È possibile invece far qualcosa per il sistema bancario, visto il risultato che ha avuto l’intervento in Spagna?

Per tanto tempo siamo andati avanti col mantra che il sistema bancario italiano era al sicuro, mentre erano gli altri a essere in difficoltà. Poi, anche per il legame a doppio filo tra titolo del debito banche, ci siamo trovati con i bilanci delle banche appesantiti, cosa che ha frenato la ripresa del credito e dell’economia. I riassetti che ora sono in corso nel sistema bancario italiano, anche per via del decreto sulle banche popolari appena convertito in legge, credo che vadano nella giusta direzione di rafforzamento della struttura patrimoniale di istituti gestiti in modo piuttosto statico negli ultimi anni.

 

In Italia può funzionare una bad bank senza garanzia pubblica?

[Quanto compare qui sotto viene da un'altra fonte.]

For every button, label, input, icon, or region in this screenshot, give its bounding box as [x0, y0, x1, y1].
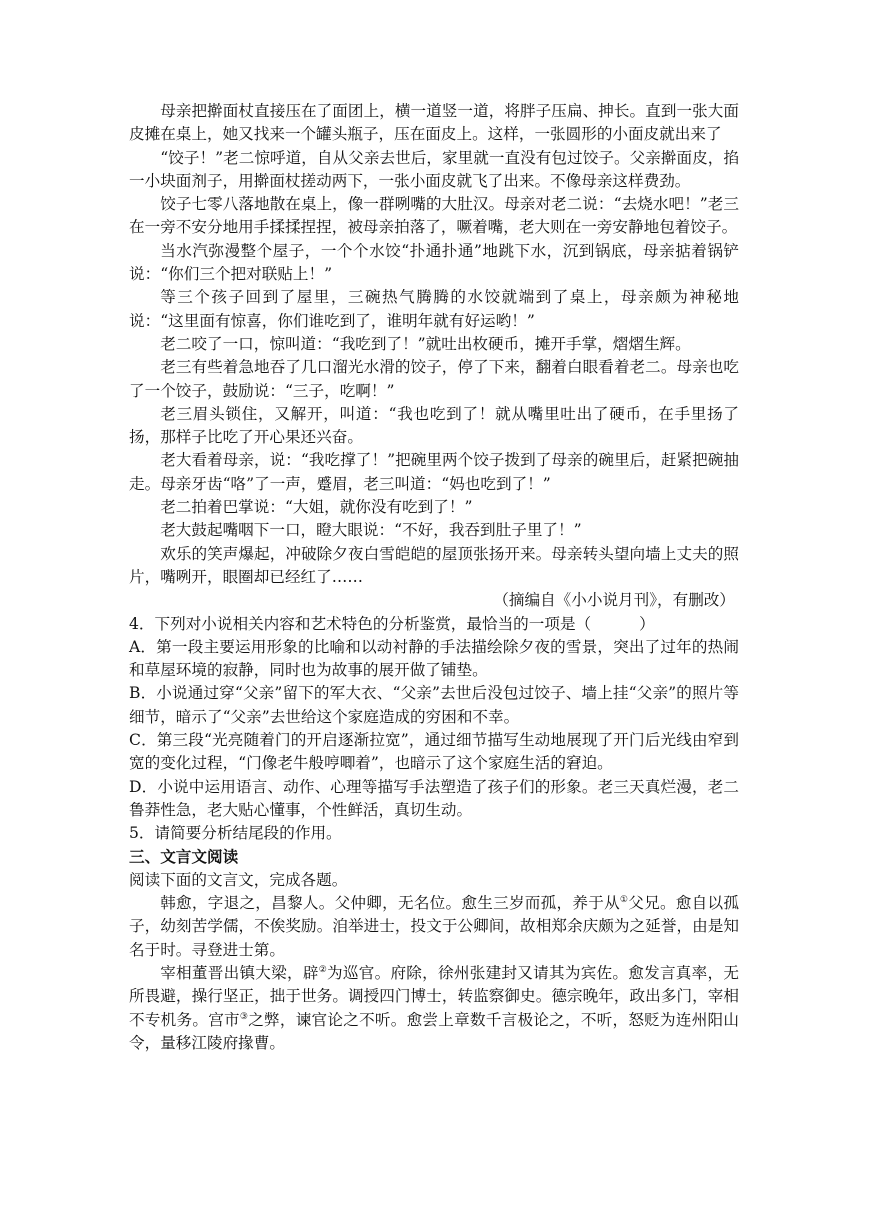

Sembra che le grandi banche si stiano attrezzando per creare autonomamente una bad bank. Penso però che una qualche forma di garanzia pubblica – che non sia totale, ma parziale – sia necessaria per consentire anche alle banche più piccole di intraprendere questa strada. Diversamente resteranno schiacciate sotto il peso dei loro crediti inesigibili, che hanno un valore di mercato molto basso, a causa anche della nostra giustizia civile.